I found at every stage of the book that I was thinking that regression should be used much more often in market work. The residuals that are routinely examined in regression -- checked for such things as outliers, skew, kurtosis, autocorrelation, changes in variance, degrees of predictability at various stages of the analysis, clustering, influence of individual observations -- should be subjected to exactly the same scrutiny by anomaly and system researchers that psychologists would examine in determining the appropriateness of their own sample and conclusions. The influences of path and intervening variables that the psychologist studies to find the true causes should be considered by any market researcher as he strives to get to the roots of any intermarket relation, or study of the influence of economic events on markets. The same necessity that leads social science investigators to use multilevel analysis, i.e. that individuals are clustered into classes, groups, areas or sexes are the same reasons that market researchers should use this analysis for companies which are clustered into industry groups, P/E groups, periods when the market went down or up. Indeed, once you read a book like this which tries to boil down all the advanced techniques of regression into a form designed to perform practical research, you'll be seeing applications everywhere, hierarchies galore in seasons, years, interest rate environments, sentiment levels, differences in the recent correlation of consecutive observations, indirect effects that should be taken into consideration, methods of reducing the number of variables, ways of measuring the improvement that adding variables to a prediction would provide, problems of multiple comparisons, methods for removing data points which lack independence, methods for handling differential mortality of companies that go bankrupt or merge, or were retrospective added or deleted.
It's a bonanza and a cornucopia.
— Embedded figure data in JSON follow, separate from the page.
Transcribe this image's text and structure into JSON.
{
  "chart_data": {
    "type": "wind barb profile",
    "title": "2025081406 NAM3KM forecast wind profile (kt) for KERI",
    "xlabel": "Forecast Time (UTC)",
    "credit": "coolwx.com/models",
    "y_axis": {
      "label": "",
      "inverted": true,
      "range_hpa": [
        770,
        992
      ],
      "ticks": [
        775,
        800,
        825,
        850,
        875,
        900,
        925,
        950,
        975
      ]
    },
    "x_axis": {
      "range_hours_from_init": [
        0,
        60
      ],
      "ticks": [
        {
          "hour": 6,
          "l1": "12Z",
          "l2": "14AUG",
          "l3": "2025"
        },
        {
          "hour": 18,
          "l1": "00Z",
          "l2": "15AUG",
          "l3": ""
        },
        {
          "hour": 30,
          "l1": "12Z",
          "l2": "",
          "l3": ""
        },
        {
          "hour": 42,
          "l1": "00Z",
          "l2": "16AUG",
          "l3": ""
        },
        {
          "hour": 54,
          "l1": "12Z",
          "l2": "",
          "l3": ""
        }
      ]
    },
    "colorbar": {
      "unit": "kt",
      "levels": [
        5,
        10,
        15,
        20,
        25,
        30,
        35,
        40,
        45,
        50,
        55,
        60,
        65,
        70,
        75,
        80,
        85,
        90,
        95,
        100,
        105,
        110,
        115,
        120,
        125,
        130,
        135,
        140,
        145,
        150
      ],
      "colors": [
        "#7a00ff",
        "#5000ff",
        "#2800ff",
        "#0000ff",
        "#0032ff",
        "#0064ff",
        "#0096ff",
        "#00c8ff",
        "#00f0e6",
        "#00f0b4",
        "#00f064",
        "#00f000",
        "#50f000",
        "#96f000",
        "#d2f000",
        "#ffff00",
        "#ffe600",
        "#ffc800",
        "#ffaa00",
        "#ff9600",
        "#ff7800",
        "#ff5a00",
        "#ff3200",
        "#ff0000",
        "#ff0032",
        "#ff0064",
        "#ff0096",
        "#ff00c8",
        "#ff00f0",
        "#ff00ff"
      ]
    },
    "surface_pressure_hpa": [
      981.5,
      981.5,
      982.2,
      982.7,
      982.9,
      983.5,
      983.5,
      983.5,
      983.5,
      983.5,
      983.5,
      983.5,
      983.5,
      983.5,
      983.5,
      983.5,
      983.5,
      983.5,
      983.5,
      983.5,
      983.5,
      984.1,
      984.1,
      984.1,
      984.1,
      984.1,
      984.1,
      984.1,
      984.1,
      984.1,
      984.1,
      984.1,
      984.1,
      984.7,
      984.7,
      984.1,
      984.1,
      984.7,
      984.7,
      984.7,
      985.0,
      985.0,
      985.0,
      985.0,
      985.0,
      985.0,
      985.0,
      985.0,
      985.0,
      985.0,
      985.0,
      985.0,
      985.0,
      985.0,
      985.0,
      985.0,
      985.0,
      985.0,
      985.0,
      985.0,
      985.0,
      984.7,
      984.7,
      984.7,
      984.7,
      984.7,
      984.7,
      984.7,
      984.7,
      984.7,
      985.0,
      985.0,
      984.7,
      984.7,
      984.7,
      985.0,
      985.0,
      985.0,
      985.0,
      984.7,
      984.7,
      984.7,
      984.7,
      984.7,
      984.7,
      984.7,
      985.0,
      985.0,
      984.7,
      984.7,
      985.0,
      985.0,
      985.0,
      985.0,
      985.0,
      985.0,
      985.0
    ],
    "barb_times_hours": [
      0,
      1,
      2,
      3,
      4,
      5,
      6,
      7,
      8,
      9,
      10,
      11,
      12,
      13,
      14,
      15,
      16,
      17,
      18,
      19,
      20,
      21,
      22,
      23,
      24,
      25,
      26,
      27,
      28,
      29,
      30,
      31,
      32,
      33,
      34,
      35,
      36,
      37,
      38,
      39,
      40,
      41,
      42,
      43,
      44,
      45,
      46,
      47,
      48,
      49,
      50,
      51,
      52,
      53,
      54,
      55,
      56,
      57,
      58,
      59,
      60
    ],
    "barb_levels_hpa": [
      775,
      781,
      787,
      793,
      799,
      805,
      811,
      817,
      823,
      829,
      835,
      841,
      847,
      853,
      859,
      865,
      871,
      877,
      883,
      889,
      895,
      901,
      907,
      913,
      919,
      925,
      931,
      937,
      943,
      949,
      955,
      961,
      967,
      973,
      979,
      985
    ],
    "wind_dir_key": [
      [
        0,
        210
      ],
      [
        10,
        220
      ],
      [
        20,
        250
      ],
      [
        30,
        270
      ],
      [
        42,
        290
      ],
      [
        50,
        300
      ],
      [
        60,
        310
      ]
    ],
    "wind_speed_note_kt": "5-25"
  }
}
The authors style and personas in this book is that of two rather average scholars who have struggled with and solved by hard work many problems and opportunities that a student might have in dealing with regressions and correlations, and how they would guide others of a similar mind . While many good things devolve from this framework, they do leave the student a bit up in the air for some of the references and mathematics behind more sophisticated extensions of regression. Topics like the regression bias, validity shrinkage, reliability, alternate correlation measures, range restrictions, distribution theory, prediction intervals are well covered in a book by an expert statistician Philip Bobko in the book Correlation and Regression, which we'll review shortly.